John Gruber, Mac blogger extraordinaire, has a post today about what I consider to be the most glaring problem with the iPhone SDK. I don't know John, but I rarely disagree with him on matters related to Apple, but although I think he makes good points about WHY Apple chose to put this limitation on the SDK, I disagree that Apple should be the one making this choice. If a user wants to put a program on their iPhone that will reduce their battery life, that should be their choice. Apple is requiring all apps to be reviewed, so in theory, an app that went overboard or impacted the network would be stopped by them in their role as App Store gatekeeper.
There are many, many potential killer apps for the iPhone that simply can't be created without some way of running code in the background. If they can't allow this, then there should be some alternative available. Maybe there is, and it's buried in the SDK somewhere, but I haven't found it, and I've been looking pretty hard since last Thursday.
Apple obviously recognizes the need for this, since they do it themselves in Mail. It seems pretty obnoxious to say "yeah, we need to do this, but you can't.
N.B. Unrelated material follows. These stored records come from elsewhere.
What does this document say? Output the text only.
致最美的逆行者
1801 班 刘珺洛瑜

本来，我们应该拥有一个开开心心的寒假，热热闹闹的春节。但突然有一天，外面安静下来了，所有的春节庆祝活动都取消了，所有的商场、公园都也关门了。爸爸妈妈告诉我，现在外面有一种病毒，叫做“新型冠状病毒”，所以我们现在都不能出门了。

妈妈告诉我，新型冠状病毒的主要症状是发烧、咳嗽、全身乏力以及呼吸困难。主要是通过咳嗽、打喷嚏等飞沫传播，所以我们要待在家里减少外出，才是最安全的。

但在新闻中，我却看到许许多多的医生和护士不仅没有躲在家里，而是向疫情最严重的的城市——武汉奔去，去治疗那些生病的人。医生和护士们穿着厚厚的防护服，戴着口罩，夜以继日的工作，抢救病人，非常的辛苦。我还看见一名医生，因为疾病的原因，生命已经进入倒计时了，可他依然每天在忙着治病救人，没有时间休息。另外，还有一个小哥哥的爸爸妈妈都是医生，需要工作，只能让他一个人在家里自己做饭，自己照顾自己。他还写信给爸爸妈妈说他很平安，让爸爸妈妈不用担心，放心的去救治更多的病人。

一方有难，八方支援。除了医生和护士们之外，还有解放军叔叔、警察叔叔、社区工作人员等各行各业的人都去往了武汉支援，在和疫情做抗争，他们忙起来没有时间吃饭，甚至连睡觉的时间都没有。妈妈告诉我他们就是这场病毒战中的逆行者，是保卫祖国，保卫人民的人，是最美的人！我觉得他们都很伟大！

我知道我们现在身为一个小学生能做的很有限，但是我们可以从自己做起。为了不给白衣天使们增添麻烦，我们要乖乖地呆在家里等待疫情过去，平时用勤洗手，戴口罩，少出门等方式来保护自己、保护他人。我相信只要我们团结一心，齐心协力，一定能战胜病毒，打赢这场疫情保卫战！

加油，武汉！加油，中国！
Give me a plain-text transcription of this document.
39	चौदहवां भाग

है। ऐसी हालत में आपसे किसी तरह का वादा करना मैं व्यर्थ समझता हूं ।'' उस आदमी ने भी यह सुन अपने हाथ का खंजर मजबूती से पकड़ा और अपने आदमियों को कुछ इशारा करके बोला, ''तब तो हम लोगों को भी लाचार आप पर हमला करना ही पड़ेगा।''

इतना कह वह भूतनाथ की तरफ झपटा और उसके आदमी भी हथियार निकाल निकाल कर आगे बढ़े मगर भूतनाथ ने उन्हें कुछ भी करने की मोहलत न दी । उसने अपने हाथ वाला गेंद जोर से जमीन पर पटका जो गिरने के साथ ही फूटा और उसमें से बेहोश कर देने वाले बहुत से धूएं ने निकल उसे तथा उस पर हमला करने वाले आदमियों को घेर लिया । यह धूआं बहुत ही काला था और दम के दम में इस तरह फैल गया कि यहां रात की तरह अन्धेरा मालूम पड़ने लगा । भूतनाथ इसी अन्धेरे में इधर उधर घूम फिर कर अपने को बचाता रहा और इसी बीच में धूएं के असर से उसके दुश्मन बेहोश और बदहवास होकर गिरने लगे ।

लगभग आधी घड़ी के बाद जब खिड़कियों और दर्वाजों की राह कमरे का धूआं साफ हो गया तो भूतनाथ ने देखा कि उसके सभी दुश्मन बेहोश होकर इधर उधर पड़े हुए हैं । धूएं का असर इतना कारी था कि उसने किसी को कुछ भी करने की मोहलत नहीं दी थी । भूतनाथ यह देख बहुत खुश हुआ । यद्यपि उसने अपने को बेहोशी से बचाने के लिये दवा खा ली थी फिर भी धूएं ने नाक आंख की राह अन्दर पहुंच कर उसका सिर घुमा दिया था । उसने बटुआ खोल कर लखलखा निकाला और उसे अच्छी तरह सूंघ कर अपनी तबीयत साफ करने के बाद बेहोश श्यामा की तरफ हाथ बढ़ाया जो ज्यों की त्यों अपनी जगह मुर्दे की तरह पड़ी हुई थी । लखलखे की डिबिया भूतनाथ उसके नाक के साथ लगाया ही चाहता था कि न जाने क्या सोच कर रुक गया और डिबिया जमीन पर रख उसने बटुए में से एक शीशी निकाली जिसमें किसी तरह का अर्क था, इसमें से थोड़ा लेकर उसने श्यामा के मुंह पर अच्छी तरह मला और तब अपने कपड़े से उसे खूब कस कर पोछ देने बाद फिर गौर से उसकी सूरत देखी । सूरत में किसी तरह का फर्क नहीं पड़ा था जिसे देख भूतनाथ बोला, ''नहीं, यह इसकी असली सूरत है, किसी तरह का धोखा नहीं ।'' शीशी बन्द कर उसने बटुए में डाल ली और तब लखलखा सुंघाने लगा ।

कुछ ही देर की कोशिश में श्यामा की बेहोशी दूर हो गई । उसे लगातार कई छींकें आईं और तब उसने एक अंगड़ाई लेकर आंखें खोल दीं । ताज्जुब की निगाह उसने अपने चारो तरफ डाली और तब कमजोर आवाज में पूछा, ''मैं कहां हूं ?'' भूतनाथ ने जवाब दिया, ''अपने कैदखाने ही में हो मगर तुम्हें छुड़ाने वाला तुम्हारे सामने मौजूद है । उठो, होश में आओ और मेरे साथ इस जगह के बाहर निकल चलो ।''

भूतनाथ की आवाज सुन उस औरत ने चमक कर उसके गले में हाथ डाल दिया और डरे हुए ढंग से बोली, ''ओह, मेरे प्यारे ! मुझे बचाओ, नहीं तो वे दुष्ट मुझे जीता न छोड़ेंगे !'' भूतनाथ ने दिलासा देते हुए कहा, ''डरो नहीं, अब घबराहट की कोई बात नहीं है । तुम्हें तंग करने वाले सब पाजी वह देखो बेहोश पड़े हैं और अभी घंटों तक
Ever." Yeah, I know it's their phone, and they can pretty much do anything because they wrote the software that runs it, but I think this limitation is potentially devastating in terms of the iPhone reaching its full potential as a "mobile platform", especially one that Apple seems to be positioning for a push into the Enterprise market.
It seems there must be a way to address their concerns, and yet make it possible for apps to do things when they are not being run.